Agile advocates will tell you that lightweight, throwaway prototyping is the way to go; RUP followers suggest a comprehensive set of document artefacts - your sponsors just want to see results.

SharePoint enables customers and providers to work closely together; building prototypes that can be continually reviewed and refined in small steps. The system being built is under constant scrutiny and changes can be made in real time. This removes the need for large, verbose functional specifications that are often misinterpreted and constantly changed. Rather, time is spent implementing the actual system; each functional area may be refined until an agreed point is reached before moving onto the next requirement.



Your sponsors are happier; with a small, initial investment they can see immediate results. As confidence is gained further investments may be made. Your providers are happier; they are keen to produce good work to ensure future investments. A lower risk approach is common to both sponsors and providers and the burdens of missing fixed cost schedules and costings is considerably reduced.

At the end of each discrete iteration, a decision is made to continue with the project or call an end to the proceedings.

Of course, the whole concept of iterative development has existed for a good while and may be attributed to both successful and unsuccessful projects. For once, I have to hold up my hands and say that SharePoint (in its new 2007 livery) really has given me the opportunity to offer our customers a credible and advantageous alternative to fixed cost deliverables.

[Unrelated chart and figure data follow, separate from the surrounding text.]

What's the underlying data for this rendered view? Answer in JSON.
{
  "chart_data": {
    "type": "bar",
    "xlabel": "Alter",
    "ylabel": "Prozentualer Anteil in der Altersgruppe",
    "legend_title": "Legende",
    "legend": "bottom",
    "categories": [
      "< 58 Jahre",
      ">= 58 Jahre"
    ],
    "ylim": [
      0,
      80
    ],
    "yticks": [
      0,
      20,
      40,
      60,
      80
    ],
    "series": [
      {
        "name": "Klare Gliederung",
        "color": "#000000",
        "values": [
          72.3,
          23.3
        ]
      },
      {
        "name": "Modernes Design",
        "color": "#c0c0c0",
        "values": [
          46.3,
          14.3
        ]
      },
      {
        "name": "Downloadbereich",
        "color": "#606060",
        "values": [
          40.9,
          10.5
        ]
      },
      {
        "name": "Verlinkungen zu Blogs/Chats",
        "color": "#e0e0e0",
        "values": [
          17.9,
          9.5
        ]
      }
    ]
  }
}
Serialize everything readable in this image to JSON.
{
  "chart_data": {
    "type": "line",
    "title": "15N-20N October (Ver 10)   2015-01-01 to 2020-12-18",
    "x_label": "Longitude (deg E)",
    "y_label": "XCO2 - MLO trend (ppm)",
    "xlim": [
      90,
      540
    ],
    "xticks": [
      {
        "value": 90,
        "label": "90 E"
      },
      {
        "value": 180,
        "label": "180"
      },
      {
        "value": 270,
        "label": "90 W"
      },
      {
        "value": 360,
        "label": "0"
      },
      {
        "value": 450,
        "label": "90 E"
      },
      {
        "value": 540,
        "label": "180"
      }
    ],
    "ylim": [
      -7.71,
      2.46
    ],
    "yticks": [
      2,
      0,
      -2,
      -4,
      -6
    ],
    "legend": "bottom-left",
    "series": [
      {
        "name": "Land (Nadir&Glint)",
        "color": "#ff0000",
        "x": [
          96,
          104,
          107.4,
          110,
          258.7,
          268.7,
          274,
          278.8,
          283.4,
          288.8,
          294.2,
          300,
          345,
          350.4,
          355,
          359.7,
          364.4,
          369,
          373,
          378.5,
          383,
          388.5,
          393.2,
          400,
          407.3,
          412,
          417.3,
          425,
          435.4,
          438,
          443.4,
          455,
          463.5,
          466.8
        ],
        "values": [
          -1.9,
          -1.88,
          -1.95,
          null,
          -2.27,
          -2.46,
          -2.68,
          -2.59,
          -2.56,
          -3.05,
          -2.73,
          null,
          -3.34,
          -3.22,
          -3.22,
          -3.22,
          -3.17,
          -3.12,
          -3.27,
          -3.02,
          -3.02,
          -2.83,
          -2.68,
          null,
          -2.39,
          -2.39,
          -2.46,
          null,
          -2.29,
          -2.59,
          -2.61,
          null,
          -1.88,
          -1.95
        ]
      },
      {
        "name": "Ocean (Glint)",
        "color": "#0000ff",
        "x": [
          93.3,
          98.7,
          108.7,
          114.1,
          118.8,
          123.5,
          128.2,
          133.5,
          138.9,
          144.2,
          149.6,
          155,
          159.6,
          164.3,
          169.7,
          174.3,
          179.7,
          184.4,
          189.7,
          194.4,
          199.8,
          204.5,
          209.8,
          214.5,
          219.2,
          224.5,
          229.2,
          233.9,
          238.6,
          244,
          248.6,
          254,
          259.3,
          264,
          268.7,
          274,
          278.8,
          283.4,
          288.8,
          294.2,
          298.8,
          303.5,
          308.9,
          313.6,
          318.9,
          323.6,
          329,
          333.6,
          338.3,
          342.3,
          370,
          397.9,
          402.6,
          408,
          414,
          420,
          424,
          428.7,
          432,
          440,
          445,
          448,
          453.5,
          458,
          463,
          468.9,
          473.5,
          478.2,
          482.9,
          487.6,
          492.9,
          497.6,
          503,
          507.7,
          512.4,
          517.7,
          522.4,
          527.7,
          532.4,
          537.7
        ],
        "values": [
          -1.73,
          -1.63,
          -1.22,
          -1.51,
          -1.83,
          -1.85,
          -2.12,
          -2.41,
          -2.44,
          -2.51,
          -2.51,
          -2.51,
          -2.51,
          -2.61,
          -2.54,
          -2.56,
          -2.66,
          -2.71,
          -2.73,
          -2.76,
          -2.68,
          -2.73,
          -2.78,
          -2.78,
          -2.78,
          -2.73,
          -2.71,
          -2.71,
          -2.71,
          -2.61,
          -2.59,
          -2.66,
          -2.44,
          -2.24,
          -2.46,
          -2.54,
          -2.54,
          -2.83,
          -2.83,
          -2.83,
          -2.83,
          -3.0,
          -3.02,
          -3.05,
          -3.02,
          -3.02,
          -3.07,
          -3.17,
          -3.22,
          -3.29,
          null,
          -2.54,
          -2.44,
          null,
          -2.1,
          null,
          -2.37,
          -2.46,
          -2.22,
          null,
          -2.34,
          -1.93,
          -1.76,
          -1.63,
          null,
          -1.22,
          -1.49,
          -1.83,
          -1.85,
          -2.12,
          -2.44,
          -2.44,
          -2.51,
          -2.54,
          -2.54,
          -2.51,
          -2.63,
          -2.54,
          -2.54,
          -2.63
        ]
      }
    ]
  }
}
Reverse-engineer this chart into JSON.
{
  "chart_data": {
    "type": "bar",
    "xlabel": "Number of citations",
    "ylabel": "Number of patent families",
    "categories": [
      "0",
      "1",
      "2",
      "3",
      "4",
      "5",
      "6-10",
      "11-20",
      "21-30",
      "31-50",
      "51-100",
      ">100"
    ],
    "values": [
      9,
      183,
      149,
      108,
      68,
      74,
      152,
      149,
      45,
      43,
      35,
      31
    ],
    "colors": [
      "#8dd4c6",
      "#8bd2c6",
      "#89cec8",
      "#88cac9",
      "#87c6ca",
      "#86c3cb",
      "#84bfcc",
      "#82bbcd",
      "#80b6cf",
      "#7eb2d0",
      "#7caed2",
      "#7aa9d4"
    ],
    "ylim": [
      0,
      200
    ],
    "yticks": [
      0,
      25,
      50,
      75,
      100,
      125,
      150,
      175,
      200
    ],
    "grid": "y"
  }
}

Please take the first, low risk step and give it a try - you may find that the shoe really does fit :-)

2 comments:

Anonymous said...

Iterative development with Sharepoint 2007 seems to be the only realistic alternative as this is a new product and as such needs to be discovered by both developers and users. However will the product sponsor accept it? They always moan about estimates, which may be inaccurate at this case...

Wibbo said...

Estimating software is a difficult exercise and many studies have shown how poorly (in general) this is done within the IT industry.
The whole idea with an incremental approach is to invest a relatively small amount of time during which better estimates may be established.
The customer chooses a typical requirement which is then developed collaboratively where feedback may be addressed immediately.
Once the requirement has been satisfied, the time taken may be extrapolated to determine estimates for subsequent requirements.
In this way, customer and provider alike have modifiable, real-time estimates that represent a real-world view of the time taken to implement system features.
The problem is not the approach as such but finding a framework and infrastructure that supports it.
SharePoint, where appropriate, provides a framework where this approach may be utilised.